Dnia 30 czerwca 2014 roku, czyli z końcem sezonu 2013/2014, ceny pszenicy ukształtowały się na poziomie 763 zł/tonę, co oznacza że były o 22% niższe niż w analogicznym okresie roku poprzedniego. Porównując natomiast tę cenę do notowań pszenicy sprzed liku lat okazuje się jednak, że nie była ona niska, gdyż wobec sezonów 2008/2009-2012/2013 wzrosła nawet o 3%.
Eksperci Banku BGŻ analizując dynamikę cen tego ziarna podczas sezonu 2013/2014 zauważyli, że na początku okresu, jeszcze kilka tygodni tuż przed zbiorami notowano bardzo duży, wynoszący 220 zł/tonę spadek cen. Najniższe notowania pszenicy konsumpcyjnej wyniosły 668 zł/tonę w drugim tygodniu sierpnia. Natomiast najwięcej za tonę tego ziarna otrzymywano w trzecim tygodniu kwietnia 2014 roku, bo aż 808 zł. Można z tego wywnioskować, że bardzo ważny jest dobór odpowiedniego momentu sprzedaży ziarna.
Zdaniem specjalistów, cena zależy w dużej mierze także od regionów, w których zboża sa produkowane. Jest to bowiem towar masowy, którego koszty transportu mają spore znaczenie. Dlatego najwyższe ceny w minionym sezonie uzyskiwano za pośrednictwem portów. Im większe były koszty transportu z danego rynku lokalnego do portu, tym niższa była cena.

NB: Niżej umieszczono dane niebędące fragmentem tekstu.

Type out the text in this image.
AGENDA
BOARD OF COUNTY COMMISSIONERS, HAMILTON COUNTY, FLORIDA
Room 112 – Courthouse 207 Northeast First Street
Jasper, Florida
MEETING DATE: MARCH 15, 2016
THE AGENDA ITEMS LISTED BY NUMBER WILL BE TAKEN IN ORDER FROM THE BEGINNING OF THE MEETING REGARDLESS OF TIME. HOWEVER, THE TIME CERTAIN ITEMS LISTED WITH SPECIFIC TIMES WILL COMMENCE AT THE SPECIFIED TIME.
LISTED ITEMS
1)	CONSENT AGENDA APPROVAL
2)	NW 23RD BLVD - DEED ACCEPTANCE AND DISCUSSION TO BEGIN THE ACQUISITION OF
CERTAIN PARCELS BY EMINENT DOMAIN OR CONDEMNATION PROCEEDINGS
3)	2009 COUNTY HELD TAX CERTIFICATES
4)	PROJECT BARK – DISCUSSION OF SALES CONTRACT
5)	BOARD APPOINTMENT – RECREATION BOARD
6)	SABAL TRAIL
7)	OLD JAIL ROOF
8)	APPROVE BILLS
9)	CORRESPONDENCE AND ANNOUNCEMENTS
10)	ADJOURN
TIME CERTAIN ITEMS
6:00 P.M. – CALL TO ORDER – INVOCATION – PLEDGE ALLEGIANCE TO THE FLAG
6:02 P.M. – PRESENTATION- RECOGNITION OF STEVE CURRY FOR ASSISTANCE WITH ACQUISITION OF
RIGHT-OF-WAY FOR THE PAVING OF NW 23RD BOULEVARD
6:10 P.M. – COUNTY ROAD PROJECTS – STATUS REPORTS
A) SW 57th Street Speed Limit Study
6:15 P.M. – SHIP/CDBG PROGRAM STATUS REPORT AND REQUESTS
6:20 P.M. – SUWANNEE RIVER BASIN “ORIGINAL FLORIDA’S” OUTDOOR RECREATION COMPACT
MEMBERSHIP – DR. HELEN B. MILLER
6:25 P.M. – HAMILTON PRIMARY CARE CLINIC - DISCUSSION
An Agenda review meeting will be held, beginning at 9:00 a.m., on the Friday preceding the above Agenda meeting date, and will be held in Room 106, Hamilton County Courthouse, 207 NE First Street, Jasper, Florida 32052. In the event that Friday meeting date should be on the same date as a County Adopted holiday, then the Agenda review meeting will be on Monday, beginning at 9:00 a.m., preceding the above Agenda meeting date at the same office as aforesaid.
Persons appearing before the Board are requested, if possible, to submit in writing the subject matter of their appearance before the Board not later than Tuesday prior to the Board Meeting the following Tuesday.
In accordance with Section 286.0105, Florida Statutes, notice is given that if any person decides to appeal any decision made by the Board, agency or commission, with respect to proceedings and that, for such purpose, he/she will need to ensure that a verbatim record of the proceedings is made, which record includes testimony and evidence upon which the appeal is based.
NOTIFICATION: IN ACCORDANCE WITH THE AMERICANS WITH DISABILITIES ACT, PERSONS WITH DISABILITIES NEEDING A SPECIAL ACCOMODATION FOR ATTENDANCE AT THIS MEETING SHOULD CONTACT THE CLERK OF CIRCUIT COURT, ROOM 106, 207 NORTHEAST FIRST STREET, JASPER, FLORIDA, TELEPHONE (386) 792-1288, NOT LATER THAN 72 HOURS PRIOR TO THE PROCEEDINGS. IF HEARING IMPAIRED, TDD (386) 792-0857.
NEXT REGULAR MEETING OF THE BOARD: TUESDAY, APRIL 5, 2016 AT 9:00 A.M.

Ponadto cena zbóż uzależniona jest od ich jakości. W sezonie 2013/2014 różnica między notowaniami ziarna konsumpcyjnego i paszowego była wyjątkowo niska, co świadczy o wysokiej ich jakości oraz dużym popycie na produkty zbożowe do produkcji pasz.
Jak podaje Bank BGŻ, wyraźnie niższe ceny w minionym okresie w porównaniu do trzech wcześniejszych sezonów wynikały z sytuacji podażowej na rynku globalnym. Rekordowo wysokie były zbiory pszenicy, które przewyższyły nawet zapotrzebowanie na ten produkt.
Dobre zbiory zaobserwowano w państwach Wspólnoty oraz WNP. Wysoka była także produkcja krajowa.
Jak do tej pory nowy sezon 2014/2015 przebiega pod znakiem cen niższych niż przed rokiem. Ze wstępnych prognoz wynika, że przeciętna cena w całym obecnym sezonie będzie nieco niższa niż w poprzednim. Istniej jednak wiele czynników, które mogą działać w kierunku wyraźnych wzrostów cen.